Some private money lenders work a little differently than others. They may give a rate Without an appraisal and instead of getting paid for the appraisal right away, they may be paid a flat fee or a certain percentage of the selling price. Many will refund a percentage of money paid into escrow and a point that pays for an early escrow release. This will increase the property’s value and may make the lender more likely to lend at your specified rates. Although not ideal it may work for you. Review both private and hard money quotes and put the requirements together. Make sure to get at least 3-4 different quotes and then play each option against each other. By shopping around you can squeeze a few extra points off your final loan terms and that amount of savings can be significant in the long run.

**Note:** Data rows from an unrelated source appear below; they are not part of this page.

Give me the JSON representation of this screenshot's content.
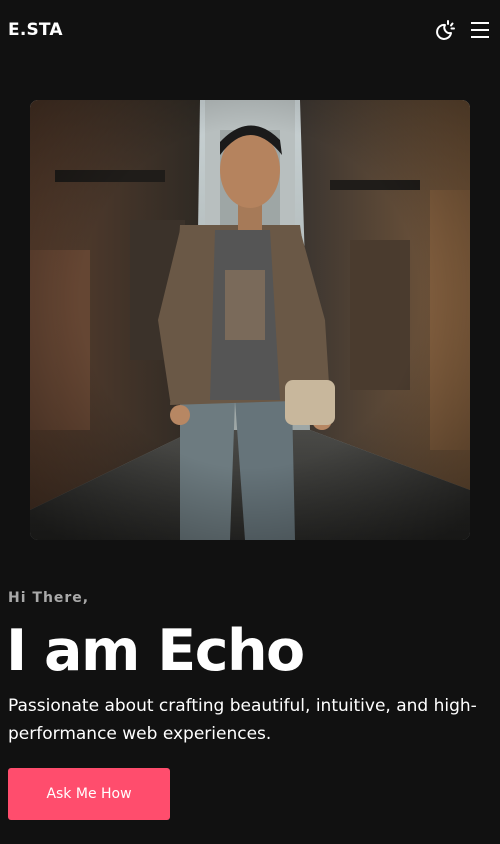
{
  "header": {
    "logo": "E.STA",
    "theme_toggle_icon": "theme-toggle-icon",
    "menu_icon": "hamburger-menu-icon"
  },
  "hero": {
    "photo_alt": "Portrait of a young man in a plaid shirt standing in a city alley",
    "greeting": "Hi There,",
    "headline": "I am Echo",
    "tagline": "Passionate about crafting beautiful, intuitive, and high-performance web experiences.",
    "cta_label": "Ask Me How"
  },
  "colors": {
    "background": "#111111",
    "accent": "#ff4d6d",
    "muted_text": "#a9a9a9"
  }
}
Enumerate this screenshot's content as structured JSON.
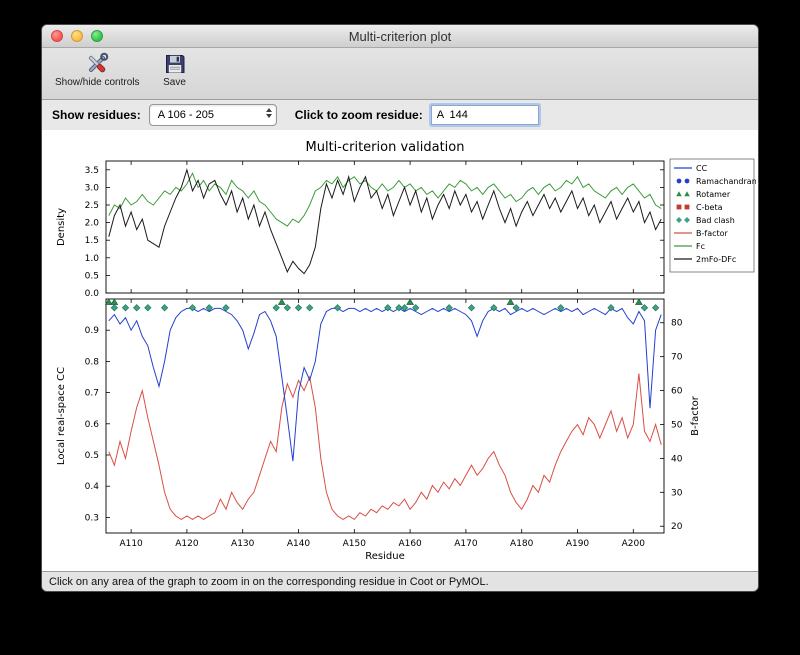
{
  "window": {
    "title": "Multi-criterion plot",
    "toolbar": [
      {
        "label": "Show/hide controls",
        "icon": "tools-icon"
      },
      {
        "label": "Save",
        "icon": "save-icon"
      }
    ],
    "controls": {
      "show_residues_label": "Show residues:",
      "residue_range_value": "A 106 - 205",
      "zoom_label": "Click to zoom residue:",
      "zoom_value": "A  144"
    },
    "status_bar": "Click on any area of the graph to zoom in on the corresponding residue in Coot or PyMOL."
  },
  "legend": {
    "entries": [
      {
        "label": "CC",
        "type": "line",
        "color": "#2440cf"
      },
      {
        "label": "Ramachandran",
        "type": "circles",
        "color": "#2440cf"
      },
      {
        "label": "Rotamer",
        "type": "triangles",
        "color": "#2c8c50"
      },
      {
        "label": "C-beta",
        "type": "squares",
        "color": "#c23b2e"
      },
      {
        "label": "Bad clash",
        "type": "diamonds",
        "color": "#3aa487"
      },
      {
        "label": "B-factor",
        "type": "line",
        "color": "#d94f44"
      },
      {
        "label": "Fc",
        "type": "line",
        "color": "#3d9b3d"
      },
      {
        "label": "2mFo-DFc",
        "type": "line",
        "color": "#1a1a1a"
      }
    ]
  },
  "chart_data": [
    {
      "type": "line",
      "title": "Multi-criterion validation",
      "ylabel": "Density",
      "xlim": [
        105.5,
        205.5
      ],
      "ylim": [
        0,
        3.75
      ],
      "yticks": [
        0.0,
        0.5,
        1.0,
        1.5,
        2.0,
        2.5,
        3.0,
        3.5
      ],
      "x_start": 106,
      "series": [
        {
          "name": "Fc",
          "color": "#3d9b3d",
          "values": [
            2.2,
            2.5,
            2.4,
            2.7,
            2.5,
            2.6,
            2.8,
            2.6,
            2.5,
            2.7,
            2.9,
            2.8,
            3.0,
            2.9,
            3.1,
            3.4,
            3.0,
            3.2,
            2.9,
            3.1,
            3.0,
            2.8,
            3.2,
            3.0,
            2.9,
            2.7,
            2.9,
            2.6,
            2.5,
            2.3,
            2.1,
            2.0,
            1.9,
            2.1,
            2.0,
            2.2,
            2.5,
            2.9,
            3.0,
            3.2,
            3.1,
            3.3,
            3.0,
            3.2,
            3.3,
            3.1,
            3.2,
            3.0,
            2.9,
            3.1,
            2.9,
            3.0,
            3.2,
            3.0,
            3.1,
            2.9,
            3.0,
            2.8,
            2.9,
            2.7,
            2.9,
            3.1,
            3.0,
            3.2,
            3.1,
            2.9,
            3.0,
            2.8,
            3.0,
            3.1,
            2.9,
            2.7,
            2.8,
            2.6,
            2.7,
            2.9,
            3.0,
            2.8,
            3.0,
            3.1,
            2.9,
            3.0,
            3.2,
            3.1,
            3.3,
            3.0,
            3.1,
            2.9,
            2.8,
            2.7,
            2.9,
            3.0,
            2.8,
            3.0,
            3.1,
            2.9,
            2.7,
            2.8,
            2.5,
            2.4
          ]
        },
        {
          "name": "2mFo-DFc",
          "color": "#1a1a1a",
          "values": [
            1.6,
            2.2,
            2.5,
            1.9,
            2.3,
            1.8,
            2.1,
            1.5,
            1.4,
            1.3,
            1.9,
            2.3,
            2.7,
            3.0,
            3.5,
            2.9,
            3.2,
            2.7,
            3.1,
            3.2,
            2.8,
            2.5,
            2.9,
            2.3,
            2.7,
            2.1,
            2.5,
            1.9,
            2.3,
            1.8,
            1.4,
            1.0,
            0.6,
            0.9,
            0.7,
            0.55,
            0.8,
            1.3,
            2.4,
            3.1,
            2.7,
            3.2,
            2.8,
            3.3,
            2.6,
            3.0,
            3.3,
            2.7,
            2.9,
            2.4,
            2.8,
            2.2,
            2.6,
            3.0,
            2.5,
            2.9,
            2.3,
            2.7,
            2.1,
            2.5,
            2.8,
            2.4,
            2.9,
            2.5,
            2.8,
            2.3,
            2.6,
            2.1,
            2.5,
            2.9,
            2.4,
            2.0,
            2.4,
            1.9,
            2.3,
            2.6,
            2.2,
            2.5,
            2.8,
            2.4,
            2.7,
            2.3,
            2.6,
            2.9,
            2.4,
            2.7,
            2.2,
            2.5,
            2.0,
            2.3,
            2.6,
            2.1,
            2.4,
            2.7,
            2.3,
            2.6,
            2.0,
            2.3,
            1.8,
            2.1
          ]
        }
      ]
    },
    {
      "type": "line",
      "xlabel": "Residue",
      "ylabel_left": "Local real-space CC",
      "ylabel_right": "B-factor",
      "xlim": [
        105.5,
        205.5
      ],
      "ylim_left": [
        0.25,
        1.0
      ],
      "ylim_right": [
        18,
        87
      ],
      "yticks_left": [
        0.3,
        0.4,
        0.5,
        0.6,
        0.7,
        0.8,
        0.9
      ],
      "yticks_right": [
        20,
        30,
        40,
        50,
        60,
        70,
        80
      ],
      "xticks": [
        110,
        120,
        130,
        140,
        150,
        160,
        170,
        180,
        190,
        200
      ],
      "xtick_labels": [
        "A110",
        "A120",
        "A130",
        "A140",
        "A150",
        "A160",
        "A170",
        "A180",
        "A190",
        "A200"
      ],
      "x_start": 106,
      "series": [
        {
          "name": "CC",
          "axis": "left",
          "color": "#2440cf",
          "values": [
            0.93,
            0.95,
            0.92,
            0.94,
            0.9,
            0.93,
            0.88,
            0.85,
            0.78,
            0.72,
            0.8,
            0.9,
            0.94,
            0.96,
            0.97,
            0.97,
            0.96,
            0.97,
            0.96,
            0.97,
            0.97,
            0.96,
            0.95,
            0.93,
            0.9,
            0.84,
            0.89,
            0.95,
            0.96,
            0.93,
            0.88,
            0.75,
            0.62,
            0.48,
            0.7,
            0.78,
            0.74,
            0.8,
            0.92,
            0.96,
            0.97,
            0.97,
            0.96,
            0.97,
            0.97,
            0.96,
            0.97,
            0.96,
            0.97,
            0.96,
            0.97,
            0.96,
            0.97,
            0.96,
            0.97,
            0.96,
            0.95,
            0.96,
            0.97,
            0.96,
            0.97,
            0.96,
            0.97,
            0.96,
            0.95,
            0.93,
            0.88,
            0.93,
            0.96,
            0.97,
            0.96,
            0.97,
            0.95,
            0.96,
            0.97,
            0.96,
            0.97,
            0.96,
            0.95,
            0.96,
            0.97,
            0.96,
            0.97,
            0.96,
            0.97,
            0.95,
            0.96,
            0.97,
            0.96,
            0.95,
            0.97,
            0.96,
            0.97,
            0.94,
            0.92,
            0.96,
            0.93,
            0.65,
            0.9,
            0.95
          ]
        },
        {
          "name": "B-factor",
          "axis": "right",
          "color": "#d94f44",
          "values": [
            42,
            38,
            45,
            40,
            48,
            55,
            60,
            52,
            45,
            38,
            30,
            25,
            23,
            22,
            23,
            22,
            23,
            22,
            23,
            24,
            28,
            25,
            30,
            27,
            25,
            28,
            30,
            35,
            40,
            45,
            42,
            55,
            62,
            58,
            63,
            60,
            64,
            55,
            40,
            30,
            25,
            23,
            22,
            23,
            22,
            24,
            23,
            25,
            24,
            26,
            25,
            27,
            26,
            28,
            25,
            27,
            30,
            28,
            32,
            30,
            33,
            31,
            34,
            32,
            35,
            38,
            35,
            37,
            40,
            42,
            38,
            35,
            30,
            27,
            25,
            28,
            32,
            30,
            35,
            33,
            38,
            42,
            45,
            48,
            50,
            47,
            52,
            50,
            46,
            50,
            54,
            48,
            52,
            46,
            50,
            65,
            48,
            45,
            50,
            44
          ]
        }
      ],
      "markers": [
        {
          "name": "Bad clash",
          "shape": "diamond",
          "color": "#3aa487",
          "y": 0.972,
          "x": [
            107,
            109,
            111,
            113,
            116,
            121,
            124,
            127,
            136,
            138,
            140,
            142,
            147,
            156,
            158,
            159,
            161,
            167,
            171,
            175,
            179,
            187,
            196,
            202,
            204
          ]
        },
        {
          "name": "Rotamer",
          "shape": "triangle",
          "color": "#2c8c50",
          "y": 0.998,
          "x": [
            106,
            107,
            137,
            160,
            178,
            201
          ]
        }
      ]
    }
  ]
}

Longterm Forecast For Hard Money Lending Rates

The long-range indicators for private lending rates will all depend on how the economy recovers from the current pandemic. Of course the real estate and mortgage market has been strong for the past few years. But as we know from past recessions, the real estate market can turn very quickly and you will see rates go up before you know it. That’s why it’s important to lock in your hard money rate as quickly as you can and even push for quicker loan funding. Another factor is inflation. As the Federal Reserve continues to inject trillions of dollars into the economy there should be an uptick in consumer spending. This monetary increase will have benefits in the short term as people spend more money and enrich the overall economy. But the increased spending could have serious consequences in the long run as more liquidity can often lead to inflation. An increase in inflation will cause the Fed to increase interest rates and we’ll then see a matching increase in mortgage rates and hard money lending rates.